Schillebeeckx’s theology of hope flows from his belief that God offers us a future full of hope and that human beings are the words God uses to tell the story of grace. (Hilkert)

This is a wonderful, hopeful, challenging article. Hilkert describes how, after Vatican II and the disappointment felt by many Catholics, Schillebeeckx witnessed a, “spirituality of hope that emerges amidst significant experiences of setback, discouragement, and even repression within the church.”

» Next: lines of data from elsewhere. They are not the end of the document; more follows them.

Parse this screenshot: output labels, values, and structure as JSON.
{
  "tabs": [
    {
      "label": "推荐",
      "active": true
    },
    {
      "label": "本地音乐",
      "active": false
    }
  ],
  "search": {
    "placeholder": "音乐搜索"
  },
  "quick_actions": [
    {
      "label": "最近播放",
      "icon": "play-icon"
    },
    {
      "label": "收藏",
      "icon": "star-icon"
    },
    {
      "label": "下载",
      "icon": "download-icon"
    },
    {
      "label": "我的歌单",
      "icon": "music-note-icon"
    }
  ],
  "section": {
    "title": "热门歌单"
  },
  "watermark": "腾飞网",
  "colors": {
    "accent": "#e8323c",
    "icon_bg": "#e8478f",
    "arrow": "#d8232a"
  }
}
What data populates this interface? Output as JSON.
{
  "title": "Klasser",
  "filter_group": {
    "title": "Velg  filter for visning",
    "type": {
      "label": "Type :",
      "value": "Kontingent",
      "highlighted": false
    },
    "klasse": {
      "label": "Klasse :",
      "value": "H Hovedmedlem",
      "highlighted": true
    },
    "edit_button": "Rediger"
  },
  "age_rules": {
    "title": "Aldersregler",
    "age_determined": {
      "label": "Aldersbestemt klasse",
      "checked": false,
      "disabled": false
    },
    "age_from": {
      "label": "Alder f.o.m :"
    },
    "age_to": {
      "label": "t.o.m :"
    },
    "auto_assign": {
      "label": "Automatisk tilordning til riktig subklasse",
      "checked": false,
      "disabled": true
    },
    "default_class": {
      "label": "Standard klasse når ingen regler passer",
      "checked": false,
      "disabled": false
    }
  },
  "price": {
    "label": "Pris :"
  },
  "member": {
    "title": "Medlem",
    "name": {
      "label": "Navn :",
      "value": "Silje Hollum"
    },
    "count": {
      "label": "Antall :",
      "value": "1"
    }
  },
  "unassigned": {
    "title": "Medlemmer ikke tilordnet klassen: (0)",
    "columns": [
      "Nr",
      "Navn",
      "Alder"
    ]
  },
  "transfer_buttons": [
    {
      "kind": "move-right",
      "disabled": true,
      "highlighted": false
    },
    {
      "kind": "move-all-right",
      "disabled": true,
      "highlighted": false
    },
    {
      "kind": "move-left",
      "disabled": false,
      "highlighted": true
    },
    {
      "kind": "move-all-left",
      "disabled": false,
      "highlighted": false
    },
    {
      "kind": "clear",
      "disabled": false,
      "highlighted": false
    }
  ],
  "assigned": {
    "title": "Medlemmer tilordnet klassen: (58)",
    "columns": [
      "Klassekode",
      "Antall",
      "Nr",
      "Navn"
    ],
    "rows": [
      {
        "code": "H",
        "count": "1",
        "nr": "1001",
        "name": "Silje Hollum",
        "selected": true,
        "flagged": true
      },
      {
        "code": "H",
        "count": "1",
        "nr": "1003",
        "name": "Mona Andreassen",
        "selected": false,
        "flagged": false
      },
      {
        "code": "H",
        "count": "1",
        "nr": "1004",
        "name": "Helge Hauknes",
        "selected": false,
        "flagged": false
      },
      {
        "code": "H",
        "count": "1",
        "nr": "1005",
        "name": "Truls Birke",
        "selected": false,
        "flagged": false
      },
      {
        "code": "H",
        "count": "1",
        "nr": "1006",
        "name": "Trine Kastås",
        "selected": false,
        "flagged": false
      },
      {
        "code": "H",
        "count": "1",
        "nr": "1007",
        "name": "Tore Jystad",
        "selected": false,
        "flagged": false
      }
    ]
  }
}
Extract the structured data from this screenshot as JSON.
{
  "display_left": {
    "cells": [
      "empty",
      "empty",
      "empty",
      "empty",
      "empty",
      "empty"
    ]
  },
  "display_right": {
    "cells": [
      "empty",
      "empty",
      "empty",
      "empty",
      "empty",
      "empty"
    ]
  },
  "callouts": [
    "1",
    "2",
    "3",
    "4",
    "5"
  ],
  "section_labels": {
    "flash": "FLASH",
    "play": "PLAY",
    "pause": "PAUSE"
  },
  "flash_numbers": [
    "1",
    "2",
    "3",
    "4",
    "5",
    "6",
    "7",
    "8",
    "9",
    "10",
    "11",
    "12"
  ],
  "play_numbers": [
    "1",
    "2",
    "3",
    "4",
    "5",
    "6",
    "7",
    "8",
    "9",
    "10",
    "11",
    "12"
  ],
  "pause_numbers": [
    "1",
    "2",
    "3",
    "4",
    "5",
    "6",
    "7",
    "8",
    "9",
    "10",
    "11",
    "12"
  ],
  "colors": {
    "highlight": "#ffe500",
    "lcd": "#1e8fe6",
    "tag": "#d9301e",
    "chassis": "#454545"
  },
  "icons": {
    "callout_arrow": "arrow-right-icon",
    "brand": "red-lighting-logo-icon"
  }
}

In his Church: The Human Story of God, Schillebeeckx further connects the contemporary difficulty with belief in God with the way churches as institutions not only domesticate religious experience, but also become real stumbling blocks to the preaching of the gospel. Given the human condition, Schillebeeckx grants the necessity of some “institutionalization of belief in God,” but he continues:

However, things become different when the official religious institution, in its behavior and attitude, above all as a result of explicit or at least de facto alliances with the “powerful of this world,” in practice leaves the little ones in the lurch and in one way or another contradicts the message which it preaches. In that case the institution becomes incredible and a stumbling block to belief in God.(3) (Hilkert)

There is a lot to mine in this article. I want to spend time with it and ponder. But at first read, I cannot but feel that Schillebeeckx would be horrified by the behaviour of the Catholic Institution on the one hand and yet hopeful that this “contrast experience” (a negative experience that evokes protest and leads to positive change) will reveal how and where the Holy Spirit is active in the grass-roots communities that are working towards healing and radical change.